Immediate Vicinity Risks and Planned Growth
Nearly 463 million residents, counting 124 million minors, now live inside one kilometer of fossil fuel sites, while an additional three thousand five hundred or so proposed projects are presently planned or being built that could require 135 million further people to experience fumes, gas flares, and leaks.
Nearly all active operations have created pollution concentrated areas, turning adjacent neighborhoods and critical habitats into often termed expendable regions – heavily polluted areas where low-income and disadvantaged populations shoulder the unequal weight of proximity to pollution.
Health and Ecological Effects
The report describes the devastating health consequences from extraction, refining, and transportation, as well as showing how leaks, ignitions, and development harm priceless natural ecosystems and compromise human rights – particularly of those residing in proximity to oil, gas, and coal mining facilities.
The report emerges as international representatives, without the United States – the greatest past emitter of greenhouse gases – assemble in Belem, Brazil, for the 30th global climate conference amid growing frustration at the limited movement in eliminating fossil fuels, which are driving planetary collapse and civil liberties infringements.

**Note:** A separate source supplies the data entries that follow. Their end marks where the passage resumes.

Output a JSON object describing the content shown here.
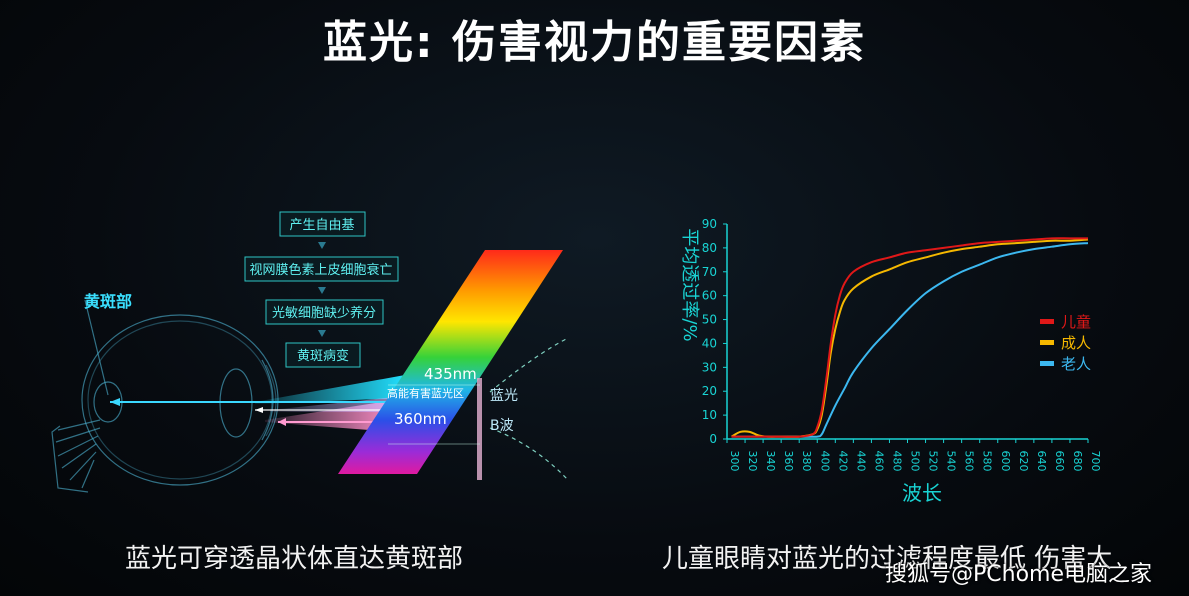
{
  "title": "蓝光: 伤害视力的重要因素",
  "left_panel": {
    "macula_label": "黄斑部",
    "steps": [
      "产生自由基",
      "视网膜色素上皮细胞衰亡",
      "光敏细胞缺少养分",
      "黄斑病变"
    ],
    "label_435": "435nm",
    "label_harm": "高能有害蓝光区",
    "label_360": "360nm",
    "label_blue": "蓝光",
    "label_b": "B波",
    "caption": "蓝光可穿透晶状体直达黄斑部"
  },
  "right_panel": {
    "caption": "儿童眼睛对蓝光的过滤程度最低 伤害大"
  },
  "watermark": "搜狐号@PChome电脑之家",
  "colors": {
    "children": "#e01818",
    "adult": "#f5b800",
    "elderly": "#3cb8f0",
    "axis": "#19d4d4"
  },
  "chart_data": {
    "type": "line",
    "xlabel": "波长",
    "ylabel": "平均透过率/%",
    "xlim": [
      300,
      700
    ],
    "ylim": [
      0,
      90
    ],
    "xticks": [
      300,
      320,
      340,
      360,
      380,
      400,
      420,
      440,
      460,
      480,
      500,
      520,
      540,
      560,
      580,
      600,
      620,
      640,
      660,
      680,
      700
    ],
    "yticks": [
      0,
      10,
      20,
      30,
      40,
      50,
      60,
      70,
      80,
      90
    ],
    "legend_position": "right",
    "grid": false,
    "series": [
      {
        "name": "儿童",
        "color": "#e01818",
        "x": [
          305,
          320,
          340,
          360,
          380,
          395,
          400,
          405,
          410,
          415,
          420,
          425,
          430,
          440,
          460,
          480,
          500,
          520,
          540,
          560,
          580,
          600,
          620,
          640,
          660,
          680,
          700
        ],
        "y": [
          1,
          1,
          1,
          1,
          1,
          2,
          5,
          12,
          25,
          40,
          52,
          60,
          65,
          70,
          74,
          76,
          78,
          79,
          80,
          81,
          82,
          82.5,
          83,
          83.5,
          84,
          84,
          84
        ]
      },
      {
        "name": "成人",
        "color": "#f5b800",
        "x": [
          305,
          315,
          325,
          335,
          345,
          360,
          380,
          395,
          400,
          405,
          410,
          415,
          420,
          425,
          430,
          440,
          460,
          480,
          500,
          520,
          540,
          560,
          580,
          600,
          620,
          640,
          660,
          680,
          700
        ],
        "y": [
          1,
          3,
          3,
          1.5,
          1,
          1,
          1,
          2,
          4,
          10,
          22,
          36,
          46,
          53,
          58,
          63,
          68,
          71,
          74,
          76,
          78,
          79.5,
          80.5,
          81.5,
          82,
          82.5,
          83,
          83,
          83.5
        ]
      },
      {
        "name": "老人",
        "color": "#3cb8f0",
        "x": [
          305,
          340,
          380,
          400,
          405,
          410,
          420,
          430,
          440,
          460,
          480,
          500,
          520,
          540,
          560,
          580,
          600,
          620,
          640,
          660,
          680,
          700
        ],
        "y": [
          1,
          1,
          1,
          1,
          2,
          6,
          14,
          21,
          28,
          38,
          46,
          54,
          61,
          66,
          70,
          73,
          76,
          78,
          79.5,
          80.5,
          81.5,
          82
        ]
      }
    ]
  }
}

"Coal and petroleum corporations and their state sponsors have argued for many years that economic growth requires oil, gas, and coal. But it is clear that under the guise of financial development, they have rather favored profit and earnings without limits, infringed entitlements with widespread exemption, and destroyed the atmosphere, ecosystems, and oceans."
Climate Negotiations and Global Pressure
Cop30 takes place as the Philippines, Mexico, and Jamaica are dealing with major hurricanes that were intensified by warmer air and ocean heat levels, with countries under increasing urgency to take decisive steps to regulate oil and gas companies and end extraction, government funding, licenses, and demand in order to comply with a historic ruling by the global judicial body.
Last week, reports showed how more than five thousand three hundred fifty coal and petroleum lobbyists have been allowed access to the United Nations global conferences in the past four years, blocking climate action while their sponsors drill for unprecedented quantities of oil and natural gas.
Study Process and Findings
The statistical study is derived from a innovative geospatial exercise by scientists who cross-referenced records on the documented positions of coal and gas operations sites with population information, and collections on critical ecosystems, climate outputs, and tribal land.
One-third of all active oil, coal, and gas sites intersect with several critical habitats such as a marsh, forest, or aquatic network that is teeming with wildlife and important for carbon sequestration or where natural degradation or calamity could lead to environmental breakdown.
The true global scope is possibly larger due to omissions in the recording of fossil fuel operations and incomplete census information in nations.
Environmental Inequity and Native Communities
The data show long-standing environmental inequity and bias in proximity to petroleum, gas, and coal sectors.
Tribal populations, who comprise five percent of the global population, are unequally subjected to dangerous coal and gas operations, with 16% locations located on tribal lands.
"We're experiencing long-term struggle exhaustion … Our bodies cannot endure [this]. We are not the initiators but we have taken the impact of all the aggression."
The growth of oil, gas, and coal has also been connected with land grabs, heritage destruction, social fragmentation, and economic hardship, as well as violence, internet intimidation, and legal actions, both criminal and civil, against population advocates non-violently challenging the building of transport lines, drilling projects, and further operations.